Ngo’s food is Teochew cooking in Manhattan by way of Ho Chi Minh City: rice-noodle soups in a chicken broth; curry; and braised duck in a superior broth, or master stock that can last as long as a restaurant. “Every generation of my father’s family has been born in a different place,” he said as we ate. “My grandfather was born in China. My father was born in Cambodia. I was born in Vietnam, and my kids were born in New York.” Ngo’s family had owned a noodle factory in what was then Saigon that got destroyed during the war. His father was conscripted into the army, but bribed his commanding officer so that he wouldn’t go to the frontline. Instead, he went to the kitchen, where he cooked for the garrison. Ngo was 14 when his family fled to Thailand on a 27-meter boat packed with over 400 people; a typhoon hit while they were fleeing and killed over 100 people, including one of his younger brothers. Ngo’s family spent about a year in a refugee camp in Thailand before coming to New York, where they docked two years off of everyone’s ages so that they could have more time in school. “Before my parents had food to serve themselves, they were thinking about their kids,” he said.

After Thái Son, Ngo wanted to show me other places around the neighborhood, including the corner of Baxter and Walker where he had his first New York job, selling vegetables at a stand in 1979. He met his wife while working at the family restaurant; they got married at Grand Harmony, which is now the Mott Street Eatery. We swung by Po Wing Hong Food Market, where we strolled the spice aisles where he would get the star anise, cinnamon bark, and other aromatics for the house braising liquid. “In Chinatown, the majority of businesses are family run,” he explained. “That’s why the food is unique. They only cook their own way.” Ngo said he was once approached about franchising Bo Ky, but he’s declined for now: “I’d rather manage by myself, cook by myself.”

We walked by too many empty storefronts: More than 21 percent are now vacant. The pandemic had a disproportionate impact on Chinatown — the neighborhood lost 26 percent of its jobs, including 57 percent of food-service jobs — that’s reminiscent of the SARS panic in 2003 despite no actual cases in the city. (News crews once went to Bo Ky to investigate reports that Ngo had died due to SARS; he gave them interviews himself to confirm he was alive and well.) The jail only adds to ongoing problems of congestion and air quality: Elderly residents, some of whom live right next door at Chung Pak, are particularly vulnerable to the dangers of long-term construction. “We’ve already had a jailhouse in the area for many years, why do you want to expand it?” Ngo said. “You should expand the business, the local economy.” He wonders why the city doesn’t build municipal parking instead — something residents have been asking about for decades. “They used to have one down in 1 Police Plaza,” Ngo said, “but after 9/11 they shut it down.” Also after 9/11, the city closed down Park Row, a major artery that connected the Financial District with the Bowery and instead littered it with police checkpoints.

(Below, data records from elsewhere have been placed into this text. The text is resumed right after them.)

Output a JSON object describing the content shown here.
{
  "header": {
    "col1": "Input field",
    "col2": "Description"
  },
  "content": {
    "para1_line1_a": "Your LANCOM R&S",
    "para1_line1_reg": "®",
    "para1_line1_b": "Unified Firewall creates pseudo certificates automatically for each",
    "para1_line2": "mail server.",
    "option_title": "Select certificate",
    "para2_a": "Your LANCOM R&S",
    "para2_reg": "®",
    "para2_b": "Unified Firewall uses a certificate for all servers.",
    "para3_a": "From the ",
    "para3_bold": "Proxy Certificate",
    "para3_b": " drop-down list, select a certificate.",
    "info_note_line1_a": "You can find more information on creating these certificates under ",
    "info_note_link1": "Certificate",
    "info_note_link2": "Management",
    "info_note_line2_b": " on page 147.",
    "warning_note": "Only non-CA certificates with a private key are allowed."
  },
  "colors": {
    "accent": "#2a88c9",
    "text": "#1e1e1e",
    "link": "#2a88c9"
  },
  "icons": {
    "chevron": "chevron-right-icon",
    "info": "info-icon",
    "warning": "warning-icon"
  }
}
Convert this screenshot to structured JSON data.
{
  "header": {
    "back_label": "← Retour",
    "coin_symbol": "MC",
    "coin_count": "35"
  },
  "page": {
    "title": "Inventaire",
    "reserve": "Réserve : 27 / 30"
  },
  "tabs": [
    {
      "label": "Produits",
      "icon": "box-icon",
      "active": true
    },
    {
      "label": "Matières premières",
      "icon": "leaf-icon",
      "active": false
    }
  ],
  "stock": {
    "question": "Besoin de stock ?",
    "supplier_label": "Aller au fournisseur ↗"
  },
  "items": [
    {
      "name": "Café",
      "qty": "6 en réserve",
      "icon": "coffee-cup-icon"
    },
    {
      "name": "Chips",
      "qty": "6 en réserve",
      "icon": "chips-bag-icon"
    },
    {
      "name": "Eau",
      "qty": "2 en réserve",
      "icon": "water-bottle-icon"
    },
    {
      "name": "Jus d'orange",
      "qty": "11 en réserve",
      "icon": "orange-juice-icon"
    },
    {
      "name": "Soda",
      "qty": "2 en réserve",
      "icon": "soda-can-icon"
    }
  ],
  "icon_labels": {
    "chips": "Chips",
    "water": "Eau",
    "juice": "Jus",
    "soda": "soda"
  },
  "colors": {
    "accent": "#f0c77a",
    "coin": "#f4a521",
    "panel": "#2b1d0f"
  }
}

To longtime residents, the super-jail is another example of city overreach and disregard toward Chinatown: an undesirable neighborhood in which to put undesirable things.

I dropped by the Bo Ky on Bayard on a Sunday night, and even though the items had risen by $1.50 — the new numbers were scrawled in permanent marker across the laminated menus — I could still get a rich and satisfying bowl of soup, with hearty broth and pillowy fish balls, for $9.50, or a gently spiced curry soup. The waiters were mean and indifferent, which was satisfying in a masochistic New York sort of way. There were couples on dates, groups of friends, and a family of tourists occupying two separate tables. I was reminded, yet again, that Chinatown is one of the few food oases in New York that still feels accessible to anyone — gladhanding politicians, celebrities, out-of-towners, hypebeasts, grandparents and their grandkids — as long as they’re ready to eat.